Please contact Evil Stepmom at ESM@evilstepmom.org with your questions or ideas about stepfamily living with 17-30 year olds.

 



Dear Evil Stepmom
Who's Crazy Here?

Dear Evil Stepmom,

Next month I'm getting married to a guy with two daughters--19 and 21. The girls both go to college out of state; they will start school again in late September, a few days after our wedding.

I get along great with both of his girls, so this isn't really a stepmom question--it's more about my fiance's ex-wife. Last week, she sent him an email saying, "Given the fact that you are getting married, shouldn't we discuss you leaving money to me to cover the girls' education if anything should happen to you?" WOW. She's got him dead and me stealing all of his money from his daughters!

It sounds crazy enough, but it gets better: the girls' educations are provided for by a fund he and his ex set up together during their divorce! What would possess her to ask him for money (which is already being provided) just because we're getting married?

She's been terrible to me and to us for the three years we've been together, and has vowed in writing to never treat me with respect, so it's not as if this comes out of nowhere. But is this how it's going to be forever? 

If so, I'm just not sure I can handle it. Can you give me a little help here?

Signed,

Maybe I'm the Crazy One

Dear Soon-to-be-Stepmom,

The good news is that this is not likely to last forever, and you are not crazy. Neither is your beau's ex-wife, even though I understand how it looks to you right now.

You don't mention how long the former marriage lasted. If your fiance and his ex got divorced when their children were in high school, they had sixteen or seventeen years to develop patterns of parenting together. If they got divorced when their children were small, they developed patterns for parenting separately and working together when it was in the best interest of the children. Either way, they have had a working partnership centered around their children for nearly 22 years. I didn't say a good partnership, but one that has worked well enough to put two young people in college.

Now their partnership is changing. Your fiance and his ex have probably had fewer and fewer reasons to work together since the kids left for school. This means she's had less access to him. And whether she likes him or not, odds are good that your upcoming wedding is making your fiance's ex nervous about her continued access to him as the mother of his children. Add to this the fact that her ex is bringing a new woman into her girls' lives, and you have the potential for a lot of strong feelings.

She's in a tough position: The "children" are moments away from leaving home for good, and her ex is getting ready to walk down the isle without her. Where does she fit in all of this? What if one of the girls needs him? Will he still be available to "the family"? These are a few of the countless possible questions rolling around in her head.

Launching a child into the world and adding a new family member are two of life's most stressful events. For your future husband, the addition of a new mate is all upside. But for his ex, your addition may be threatening to her relationship with her daughters (especially since you get along with them), with her former in-laws, and with the father of her children. This is all disruptive, stressful, and unsettling. 

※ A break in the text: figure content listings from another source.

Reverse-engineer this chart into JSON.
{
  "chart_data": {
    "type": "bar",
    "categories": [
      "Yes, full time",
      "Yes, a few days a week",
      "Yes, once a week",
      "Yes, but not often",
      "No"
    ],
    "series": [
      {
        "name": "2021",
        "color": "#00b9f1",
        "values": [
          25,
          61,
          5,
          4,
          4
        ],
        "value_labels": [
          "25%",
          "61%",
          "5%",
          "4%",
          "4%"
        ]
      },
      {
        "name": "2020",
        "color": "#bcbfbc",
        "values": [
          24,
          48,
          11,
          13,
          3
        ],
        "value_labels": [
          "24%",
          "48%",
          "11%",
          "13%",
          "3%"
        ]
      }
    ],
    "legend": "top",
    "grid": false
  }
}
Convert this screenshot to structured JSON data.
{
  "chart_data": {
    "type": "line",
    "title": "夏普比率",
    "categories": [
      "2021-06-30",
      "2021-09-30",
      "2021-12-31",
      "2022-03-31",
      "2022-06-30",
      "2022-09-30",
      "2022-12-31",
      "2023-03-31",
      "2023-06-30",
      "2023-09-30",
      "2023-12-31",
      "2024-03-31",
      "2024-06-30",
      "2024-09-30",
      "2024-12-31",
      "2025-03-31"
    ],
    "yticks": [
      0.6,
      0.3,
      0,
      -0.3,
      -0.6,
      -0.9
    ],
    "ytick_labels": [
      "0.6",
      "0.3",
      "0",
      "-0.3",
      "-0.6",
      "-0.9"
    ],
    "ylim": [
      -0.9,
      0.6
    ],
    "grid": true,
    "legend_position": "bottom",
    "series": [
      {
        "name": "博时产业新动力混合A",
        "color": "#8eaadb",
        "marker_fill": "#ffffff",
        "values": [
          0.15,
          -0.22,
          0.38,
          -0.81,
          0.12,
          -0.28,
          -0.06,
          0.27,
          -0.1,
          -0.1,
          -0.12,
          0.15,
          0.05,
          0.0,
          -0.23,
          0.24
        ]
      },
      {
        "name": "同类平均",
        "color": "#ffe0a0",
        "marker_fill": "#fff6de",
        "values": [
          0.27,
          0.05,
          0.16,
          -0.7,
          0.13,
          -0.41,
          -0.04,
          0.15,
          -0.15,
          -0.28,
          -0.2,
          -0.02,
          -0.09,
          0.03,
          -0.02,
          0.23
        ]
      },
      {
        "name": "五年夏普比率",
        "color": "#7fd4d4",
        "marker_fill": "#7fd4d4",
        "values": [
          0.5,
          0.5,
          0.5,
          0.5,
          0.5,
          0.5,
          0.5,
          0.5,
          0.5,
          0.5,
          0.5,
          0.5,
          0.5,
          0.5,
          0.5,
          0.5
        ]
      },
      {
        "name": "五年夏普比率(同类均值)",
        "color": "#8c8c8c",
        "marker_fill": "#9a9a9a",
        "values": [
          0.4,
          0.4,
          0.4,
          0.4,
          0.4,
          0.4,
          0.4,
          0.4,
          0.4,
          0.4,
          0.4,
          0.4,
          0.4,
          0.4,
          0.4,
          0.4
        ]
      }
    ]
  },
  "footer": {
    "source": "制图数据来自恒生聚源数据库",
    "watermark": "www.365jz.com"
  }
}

In this context, it's easy to see how a person could get anxious and say or do things she might not when she's being her best self. Your fiance's ex may have chosen a curious way to go about it, but my guess is that she is looking for reassurance that she still matters in his life and that, if she really needs him, he'll be there.

The best thing you can do for your future stepfamily is to ignore the content of her message and hear it instead as a request to keep the lines of communication open with her ex. If he can stay open and available to her, I predict that tensions will go down over time. For example, rather than ignoring her email or telling her off, he might let her know that though their daughters' educations are covered, he will always work with her if there's an unexpected need. 

We all say things we don't mean when we're anxious or upset. Don't get hung up on words. Remember that there is a powerful emotional bond between a mother, a father, and a child--even after a parental death or divorce, even after a child leaves home. Keep doing the right thing and everyone will calm down eventually.